Code Optimisation : Data engineers and scientists reach this step when they are happy with their approaches in the above steps, and start to rewrite the code from interactive Python scripts to ".py" files that can be then used in more generic environments. It is also at this time that code quality enforcement mechanisms and workflows should be added. For example, unit testing, linting, merge to main branch only via pull requests, etc…

Workflow Requirements

There are often a few requirements presented for the Machine Learning Workflow:

Able to support running code locally and remotely on a managed service.
Able to support writing code in both the interactive Python environment for ease of use, and a standard Python environment.
Able to help writing code like auto-completion, auto-formatting and linting, in both interactive Python environment and standard Python environment.
Able to support collaboration on source code and results.

These would normally present few challenges when setting up the development environment:

How to run code on remotely managed services and be able to have the familiar development experience.
How to integrate your typical software development workflow with the new machine learning workflow.
How to make sure the environment can be easily set up and used by people who are not traditionally software/DevOps engineers.

A proposed Machine Learning Inner Loop environment

Hope by now we have set a baseline of what the "Inner Loop" is like in Machine Learning projects, and in Microsoft CSE team we have implemented a "Machine Learning Inner Loop" environment that has the following features:

Ability to run code on local computer and Azure Databricks.
Ability to write code on JupyterLab and Visual Studio Code, with similar level of intellisense support.
Both the notebooks and Python files are stored locally and can be synchronised using the normal git workflow for collaboration.
Integration with MLFlow which remembers model training histories, parameters used during code execution, metrics logged for evaluation, and assets generated during the model training.

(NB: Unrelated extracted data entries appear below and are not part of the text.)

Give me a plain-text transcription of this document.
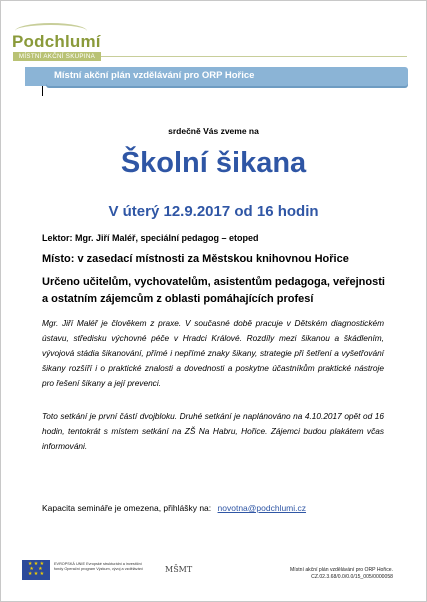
Podchlumí
MÍSTNÍ AKČNÍ SKUPINA
Místní akční plán vzdělávání pro ORP Hořice
srdečně Vás zveme na
Školní šikana
V úterý 12.9.2017 od 16 hodin
Lektor: Mgr. Jiří Maléř, speciální pedagog – etoped
Místo: v zasedací místnosti za Městskou knihovnou Hořice
Určeno učitelům, vychovatelům, asistentům pedagoga, veřejnosti a ostatním zájemcům z oblasti pomáhajících profesí
Mgr. Jiří Maléř je člověkem z praxe. V současné době pracuje v Dětském diagnostickém ústavu, středisku výchovné péče v Hradci Králové. Rozdíly mezi šikanou a škádlením, vývojová stádia šikanování, přímé i nepřímé znaky šikany, strategie při šetření a vyšetřování šikany rozšíří i o praktické znalosti a dovednosti a poskytne účastníkům praktické nástroje pro řešení šikany a její prevenci.
Toto setkání je první částí dvojbloku. Druhé setkání je naplánováno na 4.10.2017 opět od 16 hodin, tentokrát s místem setkání na ZŠ Na Habru, Hořice. Zájemci budou plakátem včas informováni.
Kapacita semináře je omezena, přihlášky na: novotna@podchlumi.cz
★ ★ ★
★   ★
★ ★ ★
EVROPSKÁ UNIE Evropské strukturální a investiční fondy Operační program Výzkum, vývoj a vzdělávání	MŠMT	Místní akční plán vzdělávání pro ORP Hořice.
CZ.02.3.68/0.0/0.0/15_005/0000058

On a high level, the implementation uses a few key components:

Visual Studio Code "devcontainer", JupyterLab
Miniconda
Databricks Connect, Databricks-JupyterLab-Integration

The exact configuration code is yet to be open-sourced, however, here is a diagram that shows how it could be set up on a Windows computer with WSL2 installed:

Inner Loop Setup

With this set up, data scientists will be able to quickly switch between different engines to run their experiments, and they can do it in different development environments. Having access to both local and Databricks means they are able to decide if to run code locally with a smaller dataset to get fast response, or run it remotely on Databricks for more powerful compute or remote dataset accessible only from Databricks. Moreover, the enablement of similar code-writing experiments when moving from JupyterLab to Visual Studio Code allows a smoother transition between experiment code and production-ready code.

Final Thoughts

Depending on your technology stack and the maturity of the team, the above setup may differ from project to project. For example, you may be using Databricks in Amazon Web Services, running Apache Spark in Kubernetes, or maybe something totally different. Nevertheless, the machine learning workflow will be a key problem for you to tackle together as a team, and from the learning of creating the above Inner Loop environment, the key is to work closely with the data engineers and data scientists so that everyone is on the same page for how the environment is setup and consumed.

Finally, the machine learning workflow is now here, and it will stay alongside with software engineering workflow. If you are a DevOps engineer trying to get into MLOps, now is a great time to start looking into the Machine Learning Inner Loop to enable every data engineer and scientist to be more productive!